Some houses are too damaged to ever be called "home" again.

The East Tarboro-Princeville Community Development Corporation and the General Baptist State Convention unveiled an answer to some residents' prayers.

They opened the first post-flood new home built from the ground up and broke ground on a second home.

"This house does more than just give somebody a new house to live in. It provides hope for an entire communuty," says development coordinator Thurman Everett.

Part of that hope is the dream of being a first-time homeowner for many of the people who rented their residences before the flood.

"We believe that if an individual can pay $300 a month in rent, we believe they can own their own home," Everett said.

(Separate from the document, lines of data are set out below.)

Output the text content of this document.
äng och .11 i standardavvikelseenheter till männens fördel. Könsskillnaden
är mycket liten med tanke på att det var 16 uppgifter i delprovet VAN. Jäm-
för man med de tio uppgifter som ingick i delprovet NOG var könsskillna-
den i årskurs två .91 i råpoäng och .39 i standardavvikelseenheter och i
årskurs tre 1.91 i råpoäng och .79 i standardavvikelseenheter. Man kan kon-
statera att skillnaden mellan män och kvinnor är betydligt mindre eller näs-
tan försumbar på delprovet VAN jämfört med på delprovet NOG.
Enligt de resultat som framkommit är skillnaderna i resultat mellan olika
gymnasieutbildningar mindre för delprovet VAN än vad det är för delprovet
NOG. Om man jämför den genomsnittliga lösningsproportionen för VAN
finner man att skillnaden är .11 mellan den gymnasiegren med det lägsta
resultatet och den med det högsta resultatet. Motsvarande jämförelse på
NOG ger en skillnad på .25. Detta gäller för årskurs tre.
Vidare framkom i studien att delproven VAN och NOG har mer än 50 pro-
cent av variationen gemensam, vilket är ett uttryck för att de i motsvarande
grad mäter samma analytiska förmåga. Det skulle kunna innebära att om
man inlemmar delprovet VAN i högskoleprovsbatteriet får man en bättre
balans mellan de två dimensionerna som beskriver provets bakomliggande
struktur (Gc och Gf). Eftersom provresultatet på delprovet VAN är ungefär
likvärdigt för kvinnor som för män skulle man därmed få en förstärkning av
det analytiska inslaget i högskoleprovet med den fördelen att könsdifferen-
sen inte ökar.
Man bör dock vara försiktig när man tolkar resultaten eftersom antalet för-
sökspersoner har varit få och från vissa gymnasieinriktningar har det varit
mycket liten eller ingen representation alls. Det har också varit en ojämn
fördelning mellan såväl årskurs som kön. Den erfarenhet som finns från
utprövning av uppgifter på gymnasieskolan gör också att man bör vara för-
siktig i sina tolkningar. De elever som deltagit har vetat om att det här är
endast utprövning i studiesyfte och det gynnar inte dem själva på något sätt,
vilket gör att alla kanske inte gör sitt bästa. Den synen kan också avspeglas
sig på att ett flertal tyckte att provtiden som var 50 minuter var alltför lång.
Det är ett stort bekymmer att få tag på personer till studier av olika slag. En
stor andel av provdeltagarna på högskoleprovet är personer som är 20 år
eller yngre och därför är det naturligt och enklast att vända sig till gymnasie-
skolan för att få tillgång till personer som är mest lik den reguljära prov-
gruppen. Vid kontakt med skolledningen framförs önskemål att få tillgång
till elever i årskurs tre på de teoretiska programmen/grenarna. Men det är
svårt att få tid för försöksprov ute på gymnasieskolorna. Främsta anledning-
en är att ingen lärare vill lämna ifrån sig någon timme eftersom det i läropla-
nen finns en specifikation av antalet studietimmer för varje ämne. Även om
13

Town leaders say the low-cost housing is vital to keeping people in Princeville.

"In Princeville, there were a lot of houses that were handed down generation to generation," said Princeville mayor Delia Perkins.

"The problem we have here in Princeville, the storm was devastating and some folks had one mortgage or two before the flood came," Everett said.

The new development of 15 homes is called Pheonix Village -- -- "that we might see this city rise up from the ashes of the flood," Everett said.

The Community Development Corporation has received 30 applications from people who want to buy the new homes. A second development is being planned for a 125-acre tract just outside the city limits.